Bicycling deaths are generally highest in the evening, between 6 p.m. and 7 p.m. and 10 and 11 p.m., according to CHP data. Six deaths occurred in those hours last year.
Pedestrian deaths also were most common in the evening, with the highest number (7) between 6 p.m. and 7 p.m., the CHP data shows.
Last year, 17 bicyclists and 49 pedestrians were killed on Orange County roadways.
The number of injuries and deaths typically rise at night due to poor visibility, impaired motorists, and a drop in the number of pedestrians and cyclists who are out and about, according to David Levinson, professor of civil and transportation engineering at the University of Minnesota in Minneapolis.
Fewer pedestrians and cyclists, he explains, increases the danger for those who remain due to something called the “safety in numbers” effect.
“The more bikes (or pedestrians) you see as a driver, the more alert you are for others,” Levinson said in an email.
Indeed, a series of studies over more than a decade have suggested that increasing the number of pedestrians and cyclists out and about could make the roads safer.
You can read the most widely cited study of this effect here.

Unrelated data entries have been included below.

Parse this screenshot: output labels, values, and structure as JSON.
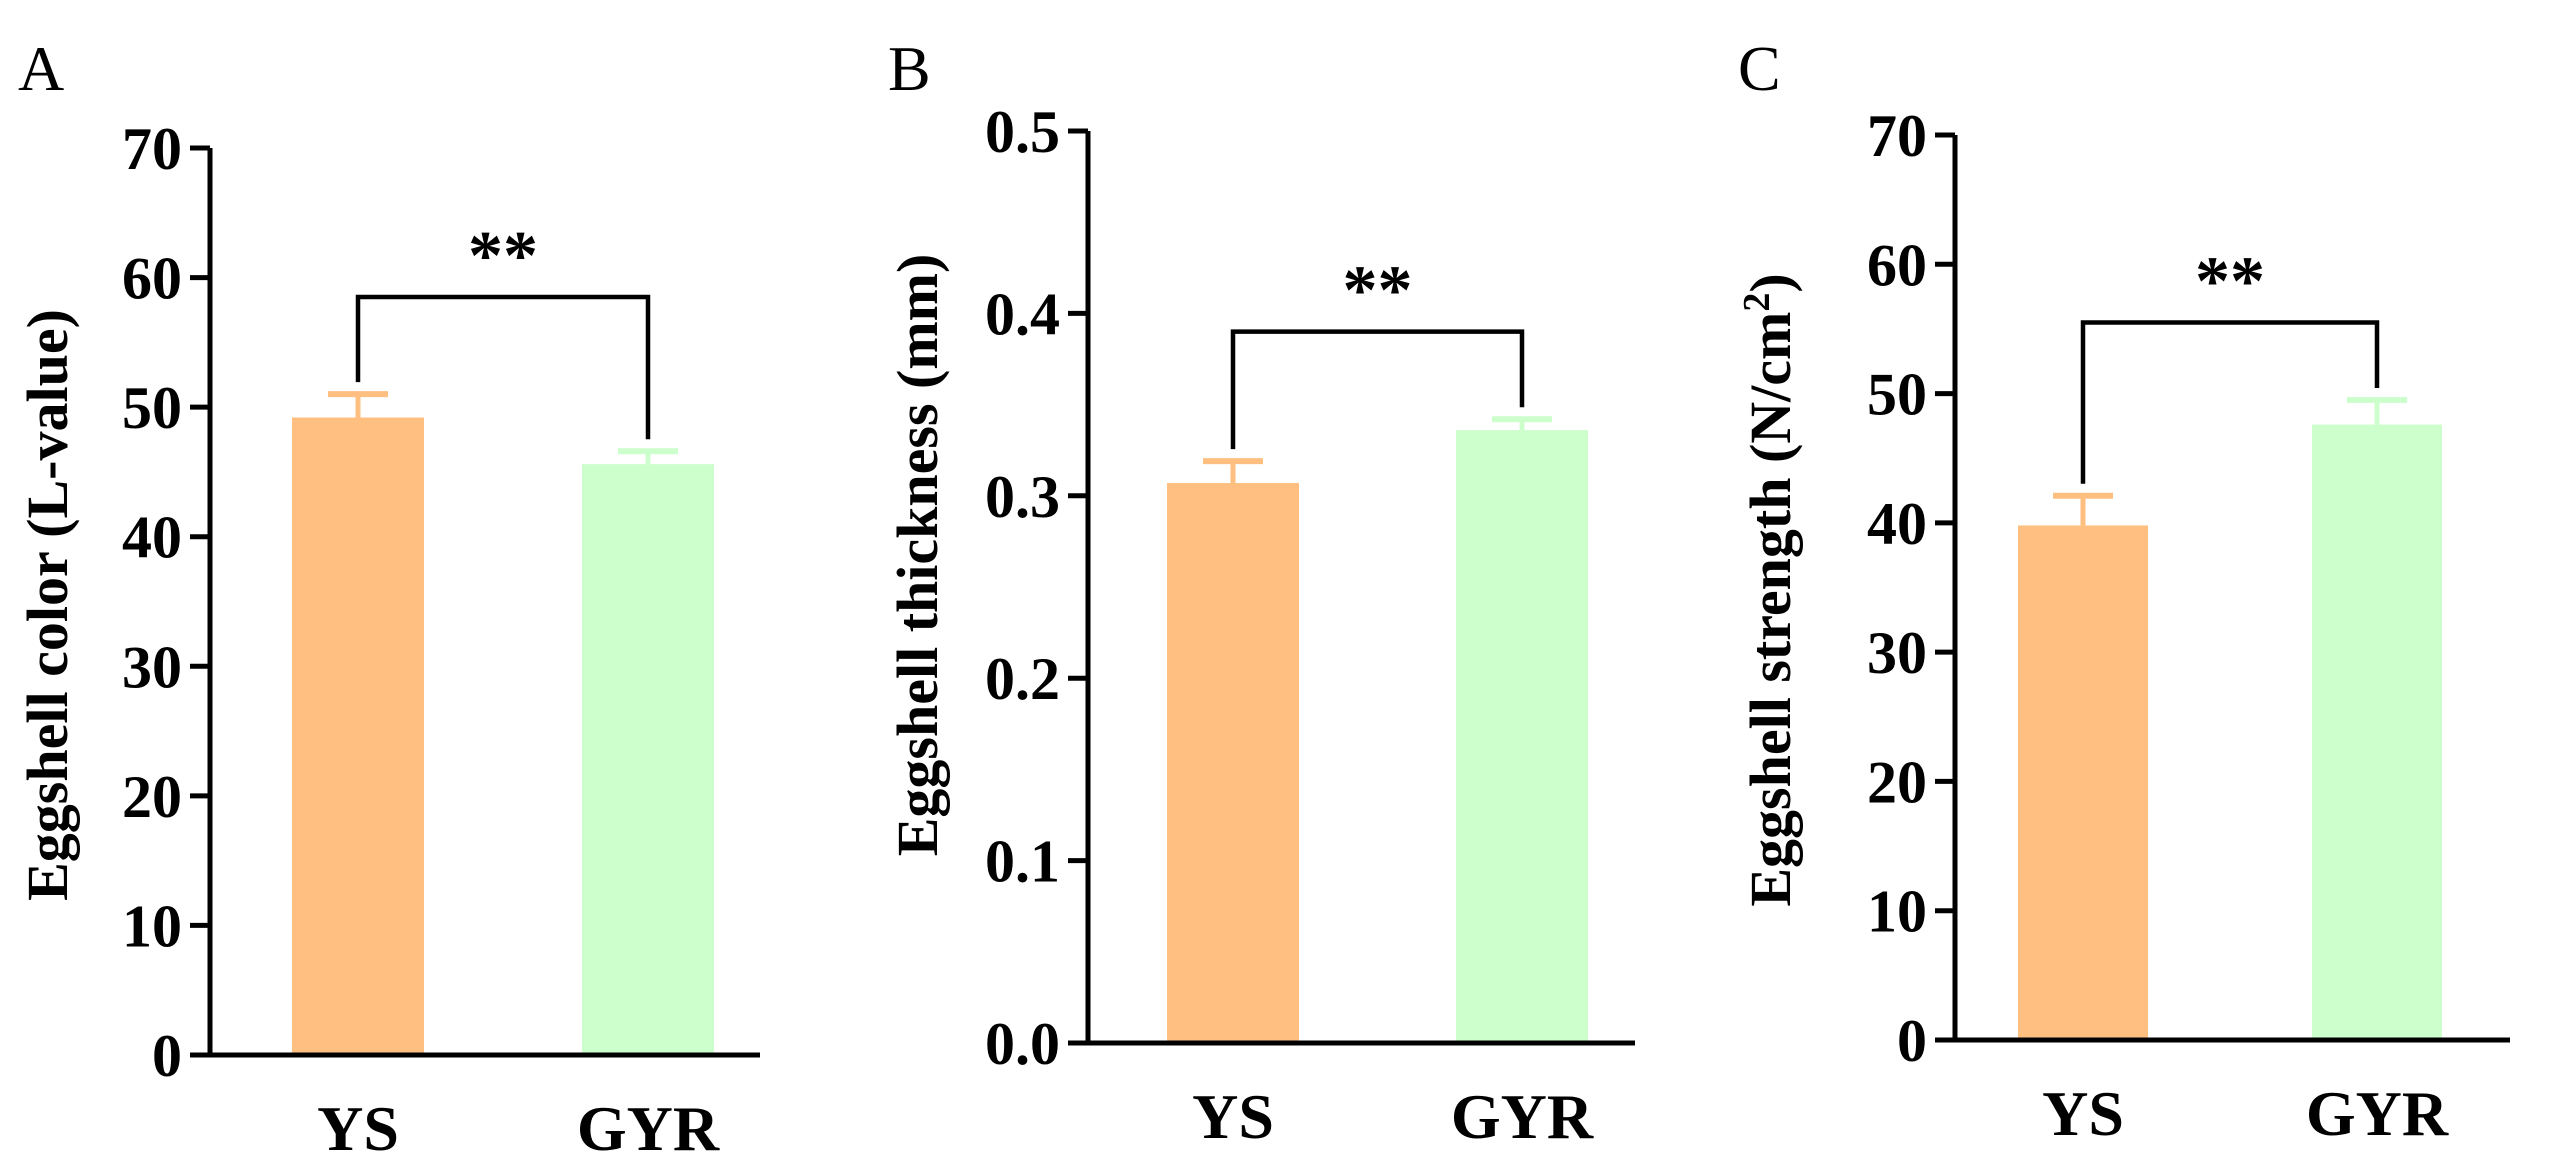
{
  "chart_data": [
    {
      "panel": "A",
      "type": "bar",
      "categories": [
        "YS",
        "GYR"
      ],
      "values": [
        49.2,
        45.6
      ],
      "errors": [
        1.8,
        1.0
      ],
      "colors": [
        "#FFBF80",
        "#CCFFCC"
      ],
      "error_colors": [
        "#FFBF80",
        "#CCFFCC"
      ],
      "ylabel": "Eggshell color (L-value)",
      "ylabel_sup": "",
      "ylabel_end": "",
      "ylim": [
        0,
        70
      ],
      "yticks": [
        0,
        10,
        20,
        30,
        40,
        50,
        60,
        70
      ],
      "tick_labels": [
        "0",
        "10",
        "20",
        "30",
        "40",
        "50",
        "60",
        "70"
      ],
      "significance": "**",
      "bracket_y": 58.5
    },
    {
      "panel": "B",
      "type": "bar",
      "categories": [
        "YS",
        "GYR"
      ],
      "values": [
        0.307,
        0.336
      ],
      "errors": [
        0.012,
        0.006
      ],
      "colors": [
        "#FFBF80",
        "#CCFFCC"
      ],
      "error_colors": [
        "#FFBF80",
        "#CCFFCC"
      ],
      "ylabel": "Eggshell thickness (mm)",
      "ylabel_sup": "",
      "ylabel_end": "",
      "ylim": [
        0,
        0.5
      ],
      "yticks": [
        0,
        0.1,
        0.2,
        0.3,
        0.4,
        0.5
      ],
      "tick_labels": [
        "0.0",
        "0.1",
        "0.2",
        "0.3",
        "0.4",
        "0.5"
      ],
      "significance": "**",
      "bracket_y": 0.39
    },
    {
      "panel": "C",
      "type": "bar",
      "categories": [
        "YS",
        "GYR"
      ],
      "values": [
        39.8,
        47.6
      ],
      "errors": [
        2.3,
        1.9
      ],
      "colors": [
        "#FFBF80",
        "#CCFFCC"
      ],
      "error_colors": [
        "#FFBF80",
        "#CCFFCC"
      ],
      "ylabel": "Eggshell strength (N/cm",
      "ylabel_sup": "2",
      "ylabel_end": ")",
      "ylim": [
        0,
        70
      ],
      "yticks": [
        0,
        10,
        20,
        30,
        40,
        50,
        60,
        70
      ],
      "tick_labels": [
        "0",
        "10",
        "20",
        "30",
        "40",
        "50",
        "60",
        "70"
      ],
      "significance": "**",
      "bracket_y": 55.5
    }
  ]
}
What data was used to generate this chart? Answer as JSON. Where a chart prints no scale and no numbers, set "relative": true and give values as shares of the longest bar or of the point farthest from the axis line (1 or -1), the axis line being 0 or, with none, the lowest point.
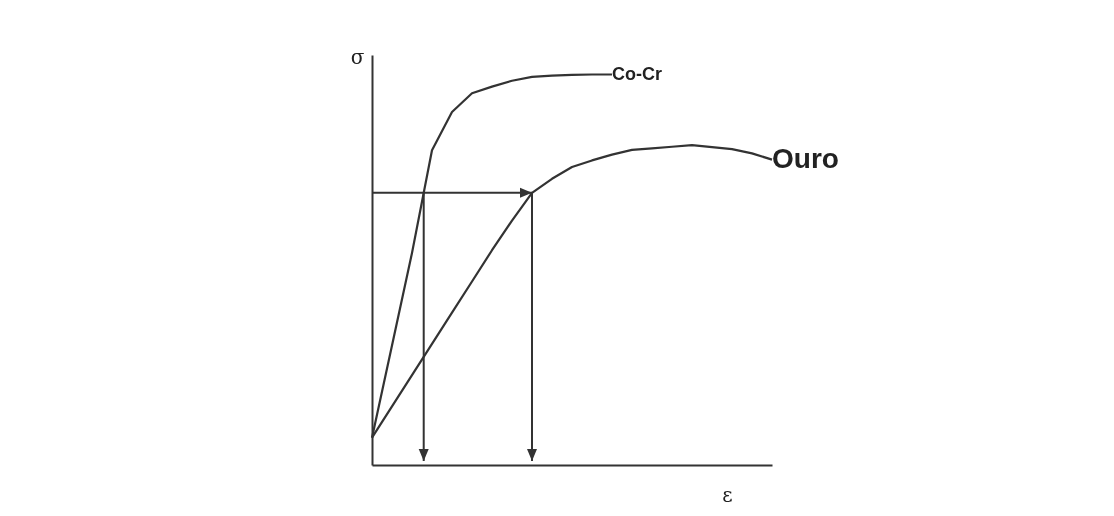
{
  "chart_data": {
    "type": "line",
    "relative": true,
    "xlabel": "ε",
    "ylabel": "σ",
    "legend": false,
    "marker": "none",
    "line_style": "solid",
    "categories": [
      null,
      null,
      null,
      null,
      null,
      null,
      null,
      null,
      null,
      null,
      null,
      null,
      null,
      null,
      null,
      null,
      null,
      null,
      null,
      null,
      null
    ],
    "series": [
      {
        "name": "Co-Cr",
        "color": "#333333",
        "values": [
          0.07,
          0.306,
          0.543,
          0.806,
          0.904,
          0.952,
          0.969,
          0.984,
          0.994,
          0.997,
          0.999,
          1,
          1,
          null,
          null,
          null,
          null,
          null,
          null,
          null,
          null
        ]
      },
      {
        "name": "Ouro",
        "color": "#333333",
        "values": [
          0.07,
          0.15,
          0.23,
          0.31,
          0.39,
          0.47,
          0.55,
          0.626,
          0.697,
          0.733,
          0.763,
          0.78,
          0.795,
          0.807,
          0.811,
          0.815,
          0.819,
          0.814,
          0.809,
          0.798,
          0.782
        ]
      }
    ]
  }
}
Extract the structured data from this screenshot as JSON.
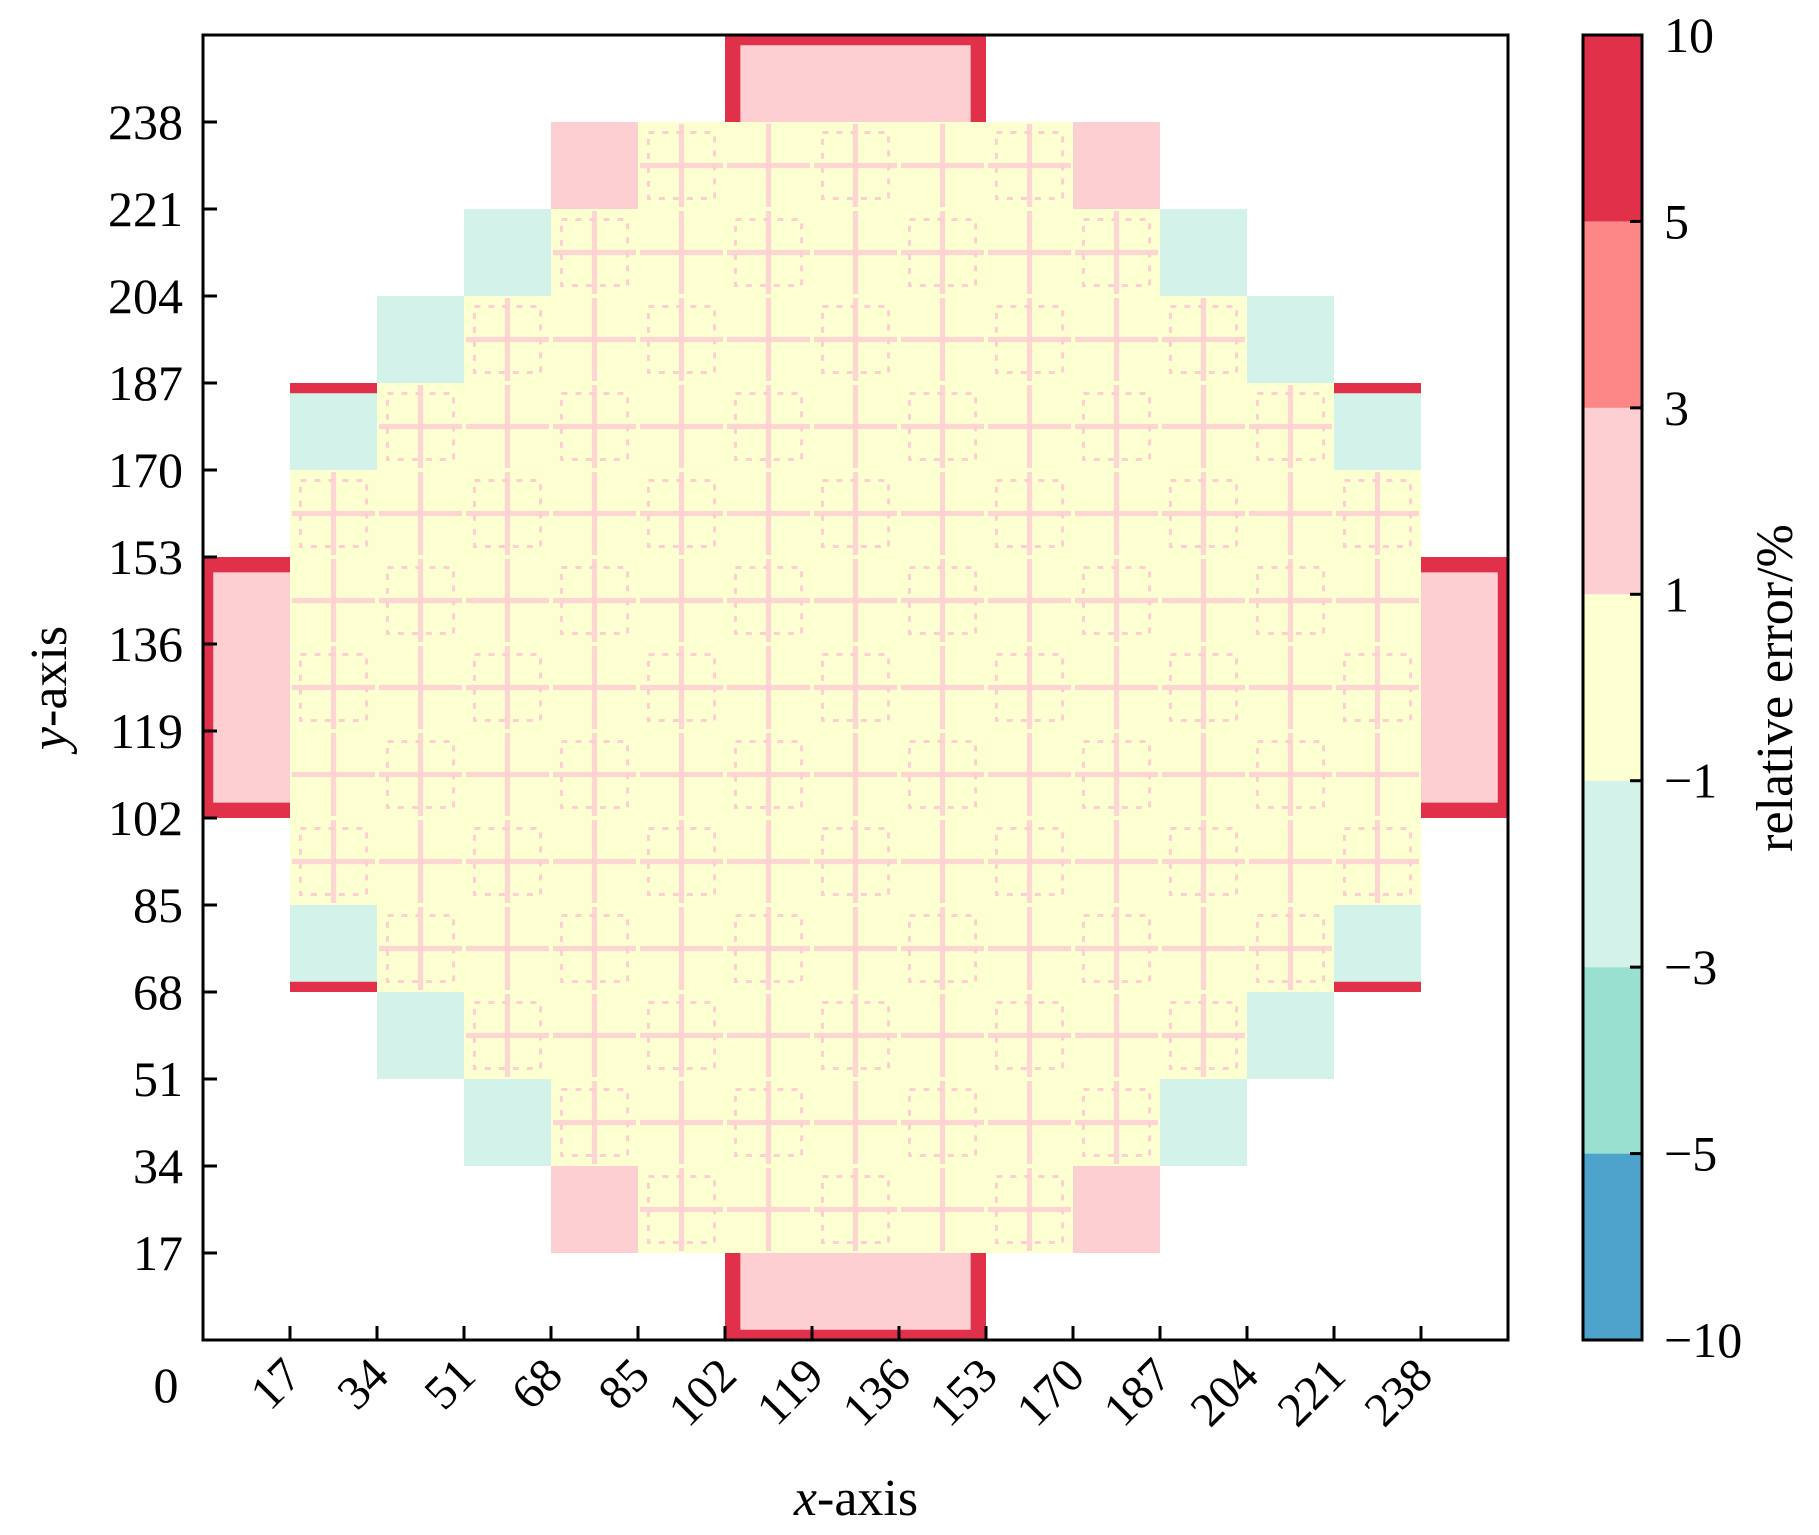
{
  "chart_data": {
    "type": "heatmap",
    "xlabel": {
      "italic": "x",
      "rest": "-axis"
    },
    "ylabel": {
      "italic": "y",
      "rest": "-axis"
    },
    "xlim": [
      0,
      255
    ],
    "ylim": [
      0,
      255
    ],
    "origin_label": "0",
    "xticks": [
      17,
      34,
      51,
      68,
      85,
      102,
      119,
      136,
      153,
      170,
      187,
      204,
      221,
      238
    ],
    "yticks": [
      17,
      34,
      51,
      68,
      85,
      102,
      119,
      136,
      153,
      170,
      187,
      204,
      221,
      238
    ],
    "xtick_labels": [
      "17",
      "34",
      "51",
      "68",
      "85",
      "102",
      "119",
      "136",
      "153",
      "170",
      "187",
      "204",
      "221",
      "238"
    ],
    "ytick_labels": [
      "17",
      "34",
      "51",
      "68",
      "85",
      "102",
      "119",
      "136",
      "153",
      "170",
      "187",
      "204",
      "221",
      "238"
    ],
    "assembly_size": 17,
    "colorbar": {
      "label": "relative error/%",
      "bounds": [
        -10,
        -5,
        -3,
        -1,
        1,
        3,
        5,
        10
      ],
      "tick_labels": [
        "−10",
        "−5",
        "−3",
        "−1",
        "1",
        "3",
        "5",
        "10"
      ],
      "colors": [
        "#4da3cc",
        "#99e0d1",
        "#d3f2e9",
        "#fcffd0",
        "#fdcfd3",
        "#fd8686",
        "#e0304a"
      ]
    },
    "rows": [
      {
        "y": [
          0,
          17
        ],
        "x": [
          102,
          153
        ]
      },
      {
        "y": [
          17,
          34
        ],
        "x": [
          68,
          187
        ]
      },
      {
        "y": [
          34,
          51
        ],
        "x": [
          51,
          204
        ]
      },
      {
        "y": [
          51,
          68
        ],
        "x": [
          34,
          221
        ]
      },
      {
        "y": [
          68,
          102
        ],
        "x": [
          17,
          238
        ]
      },
      {
        "y": [
          102,
          153
        ],
        "x": [
          0,
          255
        ]
      },
      {
        "y": [
          153,
          187
        ],
        "x": [
          17,
          238
        ]
      },
      {
        "y": [
          187,
          204
        ],
        "x": [
          34,
          221
        ]
      },
      {
        "y": [
          204,
          221
        ],
        "x": [
          51,
          204
        ]
      },
      {
        "y": [
          221,
          238
        ],
        "x": [
          68,
          187
        ]
      },
      {
        "y": [
          238,
          255
        ],
        "x": [
          102,
          153
        ]
      }
    ],
    "regions": [
      {
        "x": [
          102,
          153
        ],
        "y": [
          0,
          17
        ],
        "level": "1 to 3"
      },
      {
        "x": [
          102,
          153
        ],
        "y": [
          238,
          255
        ],
        "level": "1 to 3"
      },
      {
        "x": [
          0,
          17
        ],
        "y": [
          102,
          153
        ],
        "level": "1 to 3"
      },
      {
        "x": [
          238,
          255
        ],
        "y": [
          102,
          153
        ],
        "level": "1 to 3"
      },
      {
        "x": [
          68,
          85
        ],
        "y": [
          17,
          34
        ],
        "level": "1 to 3"
      },
      {
        "x": [
          170,
          187
        ],
        "y": [
          17,
          34
        ],
        "level": "1 to 3"
      },
      {
        "x": [
          68,
          85
        ],
        "y": [
          221,
          238
        ],
        "level": "1 to 3"
      },
      {
        "x": [
          170,
          187
        ],
        "y": [
          221,
          238
        ],
        "level": "1 to 3"
      },
      {
        "x": [
          51,
          68
        ],
        "y": [
          34,
          51
        ],
        "level": "-3 to -1"
      },
      {
        "x": [
          187,
          204
        ],
        "y": [
          34,
          51
        ],
        "level": "-3 to -1"
      },
      {
        "x": [
          51,
          68
        ],
        "y": [
          204,
          221
        ],
        "level": "-3 to -1"
      },
      {
        "x": [
          187,
          204
        ],
        "y": [
          204,
          221
        ],
        "level": "-3 to -1"
      },
      {
        "x": [
          34,
          51
        ],
        "y": [
          51,
          68
        ],
        "level": "-3 to -1"
      },
      {
        "x": [
          204,
          221
        ],
        "y": [
          51,
          68
        ],
        "level": "-3 to -1"
      },
      {
        "x": [
          34,
          51
        ],
        "y": [
          187,
          204
        ],
        "level": "-3 to -1"
      },
      {
        "x": [
          204,
          221
        ],
        "y": [
          187,
          204
        ],
        "level": "-3 to -1"
      },
      {
        "x": [
          17,
          34
        ],
        "y": [
          68,
          85
        ],
        "level": "-3 to -1"
      },
      {
        "x": [
          221,
          238
        ],
        "y": [
          68,
          85
        ],
        "level": "-3 to -1"
      },
      {
        "x": [
          17,
          34
        ],
        "y": [
          170,
          187
        ],
        "level": "-3 to -1"
      },
      {
        "x": [
          221,
          238
        ],
        "y": [
          170,
          187
        ],
        "level": "-3 to -1"
      }
    ],
    "edge_bands": [
      {
        "x": [
          102,
          153
        ],
        "y": [
          0,
          2
        ],
        "level": "5 to 10"
      },
      {
        "x": [
          102,
          153
        ],
        "y": [
          253,
          255
        ],
        "level": "5 to 10"
      },
      {
        "x": [
          0,
          2
        ],
        "y": [
          102,
          153
        ],
        "level": "5 to 10"
      },
      {
        "x": [
          253,
          255
        ],
        "y": [
          102,
          153
        ],
        "level": "5 to 10"
      },
      {
        "x": [
          0,
          17
        ],
        "y": [
          102,
          105
        ],
        "level": "5 to 10"
      },
      {
        "x": [
          0,
          17
        ],
        "y": [
          150,
          153
        ],
        "level": "5 to 10"
      },
      {
        "x": [
          238,
          255
        ],
        "y": [
          102,
          105
        ],
        "level": "5 to 10"
      },
      {
        "x": [
          238,
          255
        ],
        "y": [
          150,
          153
        ],
        "level": "5 to 10"
      },
      {
        "x": [
          102,
          105
        ],
        "y": [
          0,
          17
        ],
        "level": "5 to 10"
      },
      {
        "x": [
          150,
          153
        ],
        "y": [
          0,
          17
        ],
        "level": "5 to 10"
      },
      {
        "x": [
          102,
          105
        ],
        "y": [
          238,
          255
        ],
        "level": "5 to 10"
      },
      {
        "x": [
          150,
          153
        ],
        "y": [
          238,
          255
        ],
        "level": "5 to 10"
      },
      {
        "x": [
          17,
          34
        ],
        "y": [
          68,
          70
        ],
        "level": "5 to 10"
      },
      {
        "x": [
          221,
          238
        ],
        "y": [
          68,
          70
        ],
        "level": "5 to 10"
      },
      {
        "x": [
          17,
          34
        ],
        "y": [
          185,
          187
        ],
        "level": "5 to 10"
      },
      {
        "x": [
          221,
          238
        ],
        "y": [
          185,
          187
        ],
        "level": "5 to 10"
      }
    ],
    "grid": false
  }
}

We have our own report on Safety in Numbers for Pedestrians coming out shortly. It is unclear whether safety in numbers operates temporally as well as spatially. (i.e. all the research I have see (and we have done) has been a spatial effect (crash rates per pedestrian or bicyclist declines in locations with more pedestrians and bicyclists), one imagines that it operates by time of day (and seasonally) as well, but that is harder to establish).